A couple of weeks ago, the Cassini mission’s high-resolution radar system mapped a series of dune fields on Titan. These dunes are moved around by surface winds, and most likely are built-up piles of hydrocarbon sand grains that come from combinations of organic chemicals in Titan’s smoggy atmosphere. The winds blow them along, wrapping them around any surface features that stick up as obstacles in their paths.

From the radar images that Cassini sent back, planetary scientists were able to count up to 16,000 dune segments that act as a sort of weather vane, pointing the direction in which the winds blow on Titan.

As the winds change direction, the orientation of the dune fields also change. The winds come from several different directions, and the dunes reflect that in the way they line up and appear to be cutting across each other in some places. These dunes appear to be concentrated mostly around Titan’s equator. This is probably because weather conditions are drier there — which means there are more particles for the winds to pick up and scatter along their paths.

Conditions elsewhere on Titan are too “wet” because there are more lakes of liquid hydrocarbons. This makes it less likely that the climate will “dry out” enough to form these sand grains.

The Kuiseb river region in Namibia is bordered by wind-blown dune fields. Courtesy NASA. (Click to embiggen.)
The Kuiseb river region in Namibia is bordered by wind-blown dune fields. Courtesy NASA.

If you’re thinking this is all looking very familiar — it is.  Earth’s deserts and dune fields exist in dry climates, where winds can pick up grains of sand and dust and blow them around — forming traveling dunes.

Windblow dunes in and around a crater in the Syrtis Major volcanic region on Mars. Courtesy NASA/Mars Global Survery
Windblow dunes in and around a crater in the Syrtis Major volcanic region on Mars. Courtesy NASA/Mars Global Surveyor. (Click to embiggen.)

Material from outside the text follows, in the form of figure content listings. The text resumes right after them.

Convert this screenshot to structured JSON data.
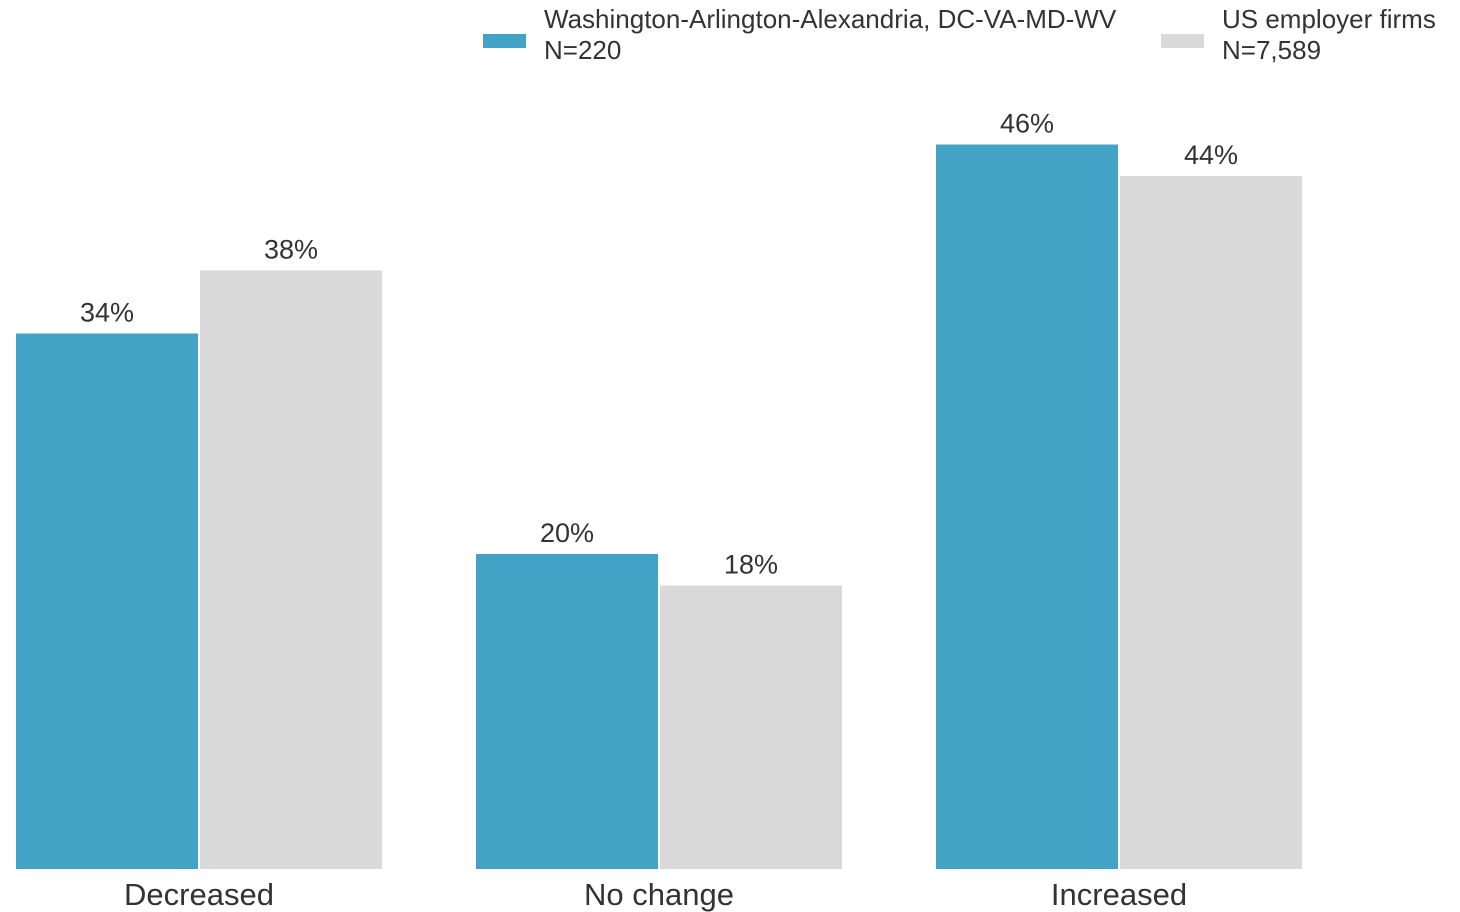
{
  "chart_data": {
    "type": "bar",
    "categories": [
      "Decreased",
      "No change",
      "Increased"
    ],
    "series": [
      {
        "name": "Washington-Arlington-Alexandria, DC-VA-MD-WV",
        "sample": "N=220",
        "color": "#42a3c7",
        "values": [
          34,
          20,
          46
        ],
        "labels": [
          "34%",
          "20%",
          "46%"
        ]
      },
      {
        "name": "US employer firms",
        "sample": "N=7,589",
        "color": "#d9d9d9",
        "values": [
          38,
          18,
          44
        ],
        "labels": [
          "38%",
          "18%",
          "44%"
        ]
      }
    ],
    "title": "",
    "xlabel": "",
    "ylabel": "",
    "ylim": [
      0,
      50
    ],
    "grid": false,
    "legend_position": "top-right"
  }
}
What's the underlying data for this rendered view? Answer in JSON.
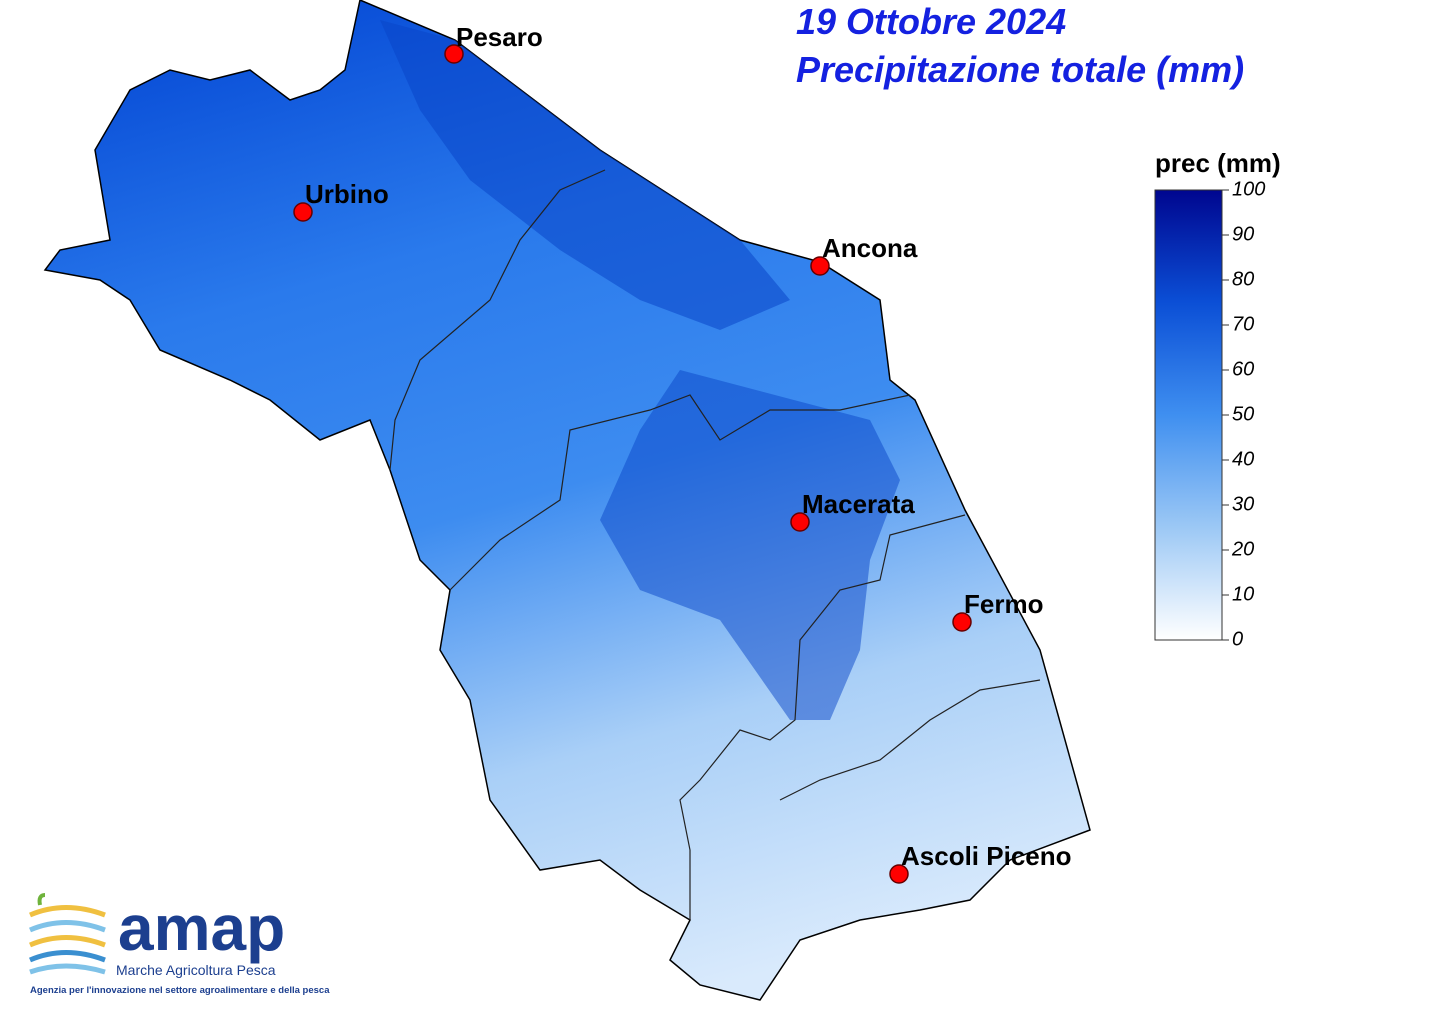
{
  "header": {
    "date": "19 Ottobre 2024",
    "title": "Precipitazione totale (mm)"
  },
  "cities": [
    "Pesaro",
    "Urbino",
    "Ancona",
    "Macerata",
    "Fermo",
    "Ascoli Piceno"
  ],
  "legend": {
    "title": "prec (mm)",
    "range": [
      0,
      100
    ],
    "ticks": [
      0,
      10,
      20,
      30,
      40,
      50,
      60,
      70,
      80,
      90,
      100
    ],
    "colors": [
      "#ffffff",
      "#9cc8f5",
      "#3f8ff0",
      "#0b4fd6",
      "#00068f"
    ]
  },
  "logo": {
    "name": "amap",
    "subtitle": "Marche Agricoltura Pesca",
    "tagline": "Agenzia per l'innovazione nel settore agroalimentare e della pesca"
  }
}
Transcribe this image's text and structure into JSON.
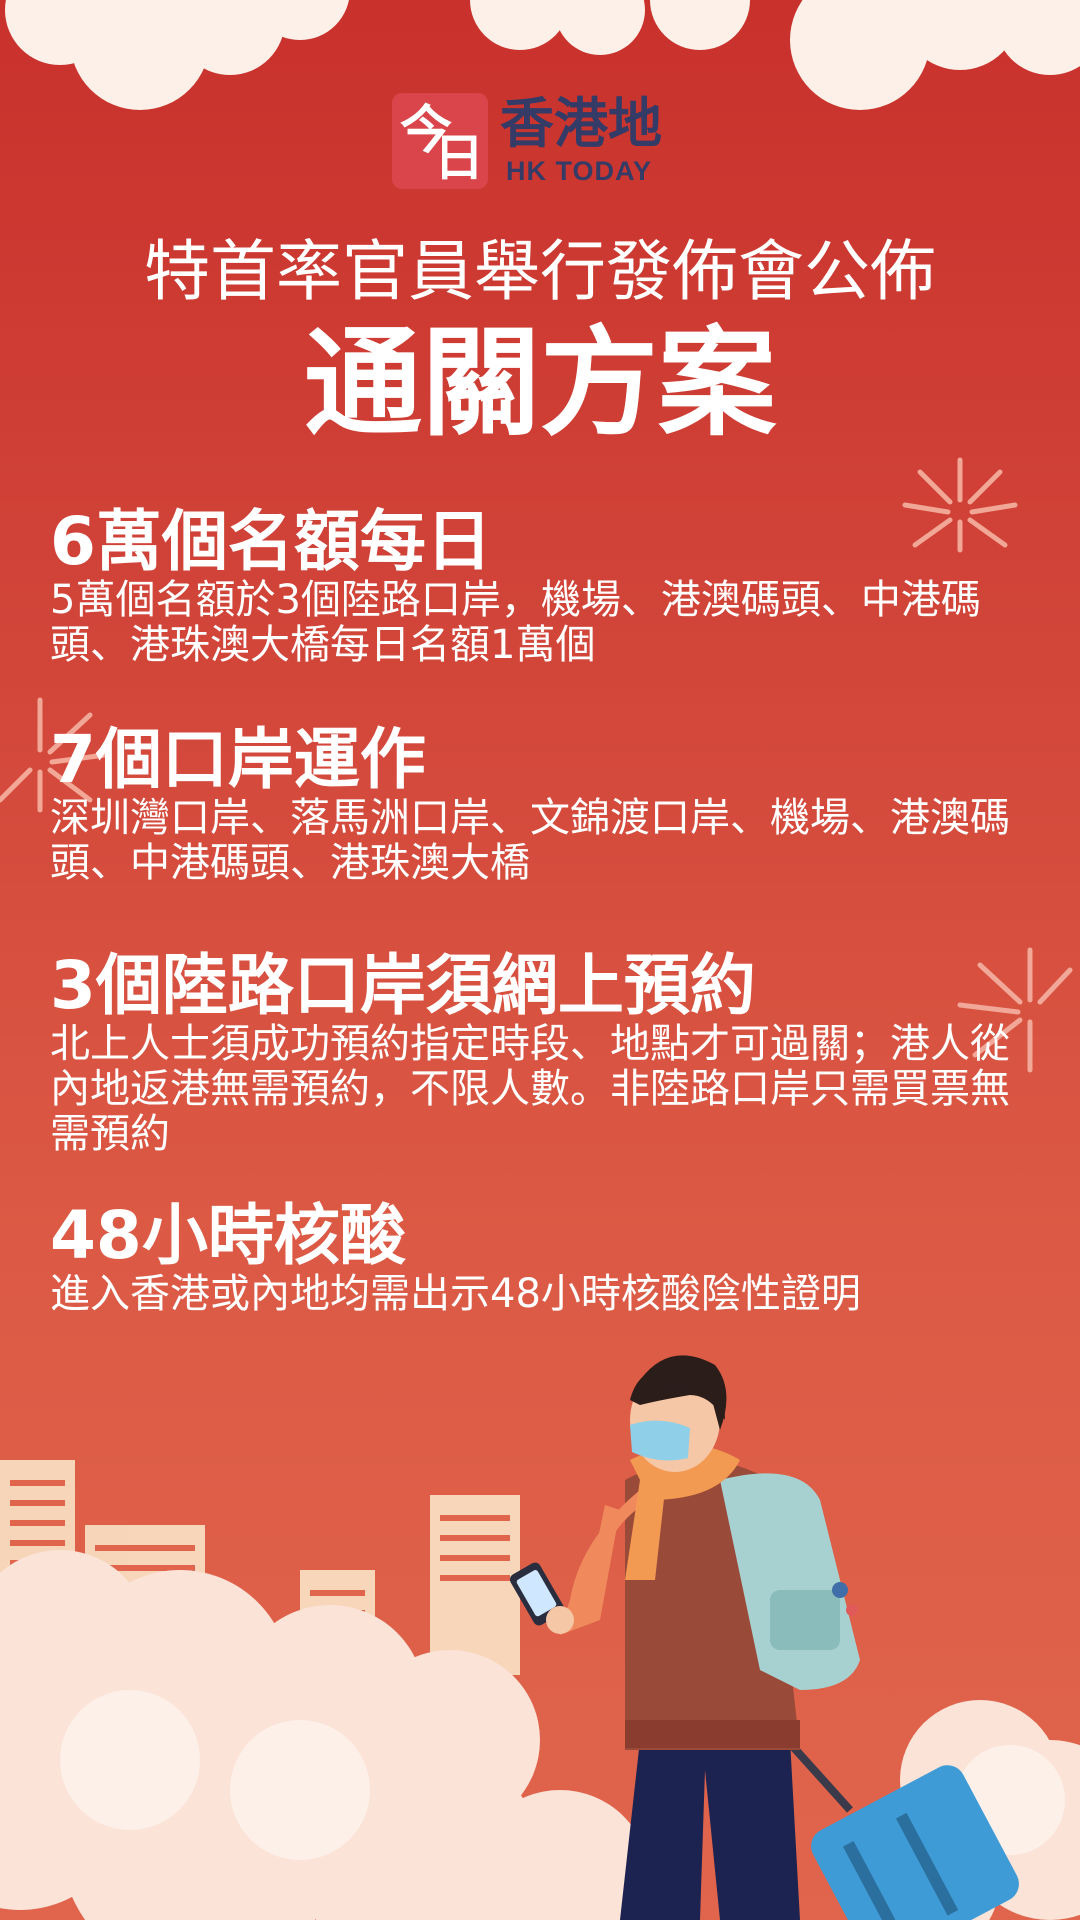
{
  "brand": {
    "logo_mark": "今日",
    "name_cn": "香港地",
    "name_en": "HK TODAY"
  },
  "header": {
    "subtitle": "特首率官員舉行發佈會公佈",
    "title": "通關方案"
  },
  "sections": [
    {
      "heading": "6萬個名額每日",
      "body": "5萬個名額於3個陸路口岸，機場、港澳碼頭、中港碼頭、港珠澳大橋每日名額1萬個"
    },
    {
      "heading": "7個口岸運作",
      "body": "深圳灣口岸、落馬洲口岸、文錦渡口岸、機場、港澳碼頭、中港碼頭、港珠澳大橋"
    },
    {
      "heading": "3個陸路口岸須網上預約",
      "body": "北上人士須成功預約指定時段、地點才可過關；港人從內地返港無需預約，不限人數。非陸路口岸只需買票無需預約"
    },
    {
      "heading": "48小時核酸",
      "body": "進入香港或內地均需出示48小時核酸陰性證明"
    }
  ],
  "colors": {
    "background_top": "#c9312c",
    "background_bottom": "#e0654c",
    "logo_red": "#d9454a",
    "logo_navy": "#333b66",
    "text": "#ffffff"
  },
  "illustration": {
    "icons": [
      "fireworks-icon",
      "cloud-icon",
      "building-icon",
      "traveler-with-mask-icon",
      "suitcase-icon",
      "phone-icon"
    ]
  }
}
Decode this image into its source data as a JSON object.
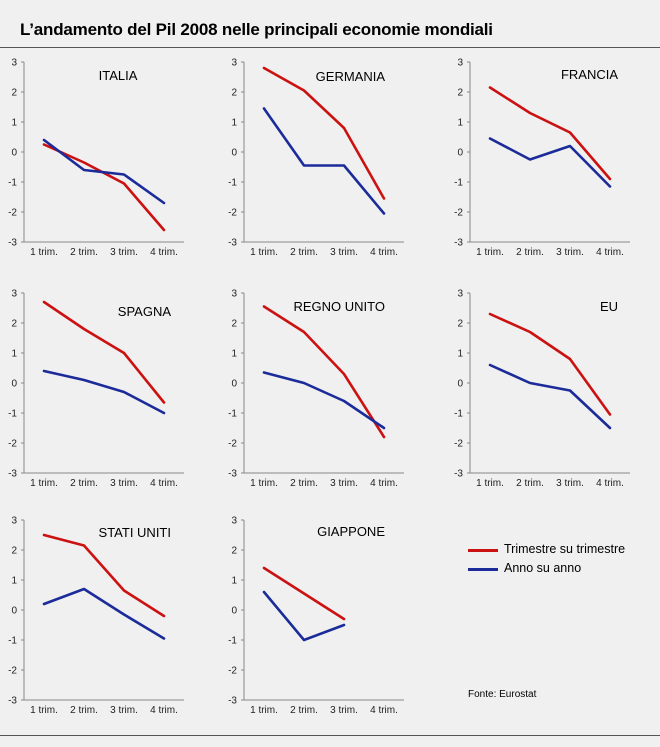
{
  "title": "L’andamento del Pil 2008 nelle principali economie mondiali",
  "source": "Fonte: Eurostat",
  "colors": {
    "qoq": "#cc1111",
    "yoy": "#1b2b99"
  },
  "legend": [
    {
      "key": "qoq",
      "label": "Trimestre su trimestre"
    },
    {
      "key": "yoy",
      "label": "Anno su anno"
    }
  ],
  "chart_data": [
    {
      "type": "line",
      "title": "ITALIA",
      "categories": [
        "1 trim.",
        "2 trim.",
        "3 trim.",
        "4 trim."
      ],
      "ylim": [
        -3,
        3
      ],
      "yticks": [
        3,
        2,
        1,
        0,
        -1,
        -2,
        -3
      ],
      "series": [
        {
          "key": "qoq",
          "name": "Trimestre su trimestre",
          "values": [
            0.25,
            -0.35,
            -1.05,
            -2.6
          ]
        },
        {
          "key": "yoy",
          "name": "Anno su anno",
          "values": [
            0.4,
            -0.6,
            -0.75,
            -1.7
          ]
        }
      ]
    },
    {
      "type": "line",
      "title": "GERMANIA",
      "categories": [
        "1 trim.",
        "2 trim.",
        "3 trim.",
        "4 trim."
      ],
      "ylim": [
        -3,
        3
      ],
      "yticks": [
        3,
        2,
        1,
        0,
        -1,
        -2,
        -3
      ],
      "series": [
        {
          "key": "qoq",
          "name": "Trimestre su trimestre",
          "values": [
            2.8,
            2.05,
            0.8,
            -1.55
          ]
        },
        {
          "key": "yoy",
          "name": "Anno su anno",
          "values": [
            1.45,
            -0.45,
            -0.45,
            -2.05
          ]
        }
      ]
    },
    {
      "type": "line",
      "title": "FRANCIA",
      "categories": [
        "1 trim.",
        "2 trim.",
        "3 trim.",
        "4 trim."
      ],
      "ylim": [
        -3,
        3
      ],
      "yticks": [
        3,
        2,
        1,
        0,
        -1,
        -2,
        -3
      ],
      "series": [
        {
          "key": "qoq",
          "name": "Trimestre su trimestre",
          "values": [
            2.15,
            1.3,
            0.65,
            -0.9
          ]
        },
        {
          "key": "yoy",
          "name": "Anno su anno",
          "values": [
            0.45,
            -0.25,
            0.2,
            -1.15
          ]
        }
      ]
    },
    {
      "type": "line",
      "title": "SPAGNA",
      "categories": [
        "1 trim.",
        "2 trim.",
        "3 trim.",
        "4 trim."
      ],
      "ylim": [
        -3,
        3
      ],
      "yticks": [
        3,
        2,
        1,
        0,
        -1,
        -2,
        -3
      ],
      "series": [
        {
          "key": "qoq",
          "name": "Trimestre su trimestre",
          "values": [
            2.7,
            1.8,
            1.0,
            -0.65
          ]
        },
        {
          "key": "yoy",
          "name": "Anno su anno",
          "values": [
            0.4,
            0.1,
            -0.3,
            -1.0
          ]
        }
      ]
    },
    {
      "type": "line",
      "title": "REGNO UNITO",
      "categories": [
        "1 trim.",
        "2 trim.",
        "3 trim.",
        "4 trim."
      ],
      "ylim": [
        -3,
        3
      ],
      "yticks": [
        3,
        2,
        1,
        0,
        -1,
        -2,
        -3
      ],
      "series": [
        {
          "key": "qoq",
          "name": "Trimestre su trimestre",
          "values": [
            2.55,
            1.7,
            0.3,
            -1.8
          ]
        },
        {
          "key": "yoy",
          "name": "Anno su anno",
          "values": [
            0.35,
            0.0,
            -0.6,
            -1.5
          ]
        }
      ]
    },
    {
      "type": "line",
      "title": "EU",
      "categories": [
        "1 trim.",
        "2 trim.",
        "3 trim.",
        "4 trim."
      ],
      "ylim": [
        -3,
        3
      ],
      "yticks": [
        3,
        2,
        1,
        0,
        -1,
        -2,
        -3
      ],
      "series": [
        {
          "key": "qoq",
          "name": "Trimestre su trimestre",
          "values": [
            2.3,
            1.7,
            0.8,
            -1.05
          ]
        },
        {
          "key": "yoy",
          "name": "Anno su anno",
          "values": [
            0.6,
            0.0,
            -0.25,
            -1.5
          ]
        }
      ]
    },
    {
      "type": "line",
      "title": "STATI UNITI",
      "categories": [
        "1 trim.",
        "2 trim.",
        "3 trim.",
        "4 trim."
      ],
      "ylim": [
        -3,
        3
      ],
      "yticks": [
        3,
        2,
        1,
        0,
        -1,
        -2,
        -3
      ],
      "series": [
        {
          "key": "qoq",
          "name": "Trimestre su trimestre",
          "values": [
            2.5,
            2.15,
            0.65,
            -0.2
          ]
        },
        {
          "key": "yoy",
          "name": "Anno su anno",
          "values": [
            0.2,
            0.7,
            -0.15,
            -0.95
          ]
        }
      ]
    },
    {
      "type": "line",
      "title": "GIAPPONE",
      "categories": [
        "1 trim.",
        "2 trim.",
        "3 trim.",
        "4 trim."
      ],
      "ylim": [
        -3,
        3
      ],
      "yticks": [
        3,
        2,
        1,
        0,
        -1,
        -2,
        -3
      ],
      "series": [
        {
          "key": "qoq",
          "name": "Trimestre su trimestre",
          "values": [
            1.4,
            null,
            -0.3,
            null
          ]
        },
        {
          "key": "yoy",
          "name": "Anno su anno",
          "values": [
            0.6,
            -1.0,
            -0.5,
            null
          ]
        }
      ]
    }
  ]
}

We see similar things on Mars, which is peppered with dune fields on its broad plains and inside some of its larger craters.

Anyone who has traveled in the American Southwest, for example, or in the deserts of North Africa, will be familiar with dunes. They move the same way on Earth as they do on Mars and now, Titan.

Images and discoveries like these of dunes on other worlds are all part of planetary science. Or, if you like, comparative planetology. Essentially when we look at other planets, we look for things we can explain and understand based on processes we see and usually understand here on Earth.

What are those processes?  Think of them in terms of what modifies a planet. What changes its surface or its atmosphere?  It’s easiest to think about what happens to Earth over time.  Geologists look at processes like volcanism (the action of volcanoes and volcanic flows), tectonism (faulting and folding of a planet’s outer layer), impact cratering (when projectiles slam into the surface and create craters), and atmospheric processes.  Geology is, in fact, a huge part of planetary science.

In the case of dune creation on Earth and other worlds, planetary scientists focus on the atmospheric processes that shape a planet. These can be things like rain or snow falling onto a surface and changing it in some way. Or, it can be chemical weathering — that is, the action of a chemical like (say) sulfuric acid falling as rain on a surface and eating away at it.  Or, we can see what’s called “aeolian” (wind-blown) changes to a surface. Sometimes this means that a surface is scoured clean by winds. Or, it can mean — as we’ve sen in these images of Titan, Earth, and Mars — that winds are taking what’s already present on the surface — piles of sand and dust — and moving them along, forming dunes as they go.

As we see more familiar processes occurring on other worlds, we can more easily explain them in terms of what we know about from what we see on Earth. These intriguing images, and many others taken by scores of spacecraft at other planets, are — in a very large sense — making us more at home in the solar system, even as they teach us about our own planet’s place in the hierarchy of worlds that orbit the Sun.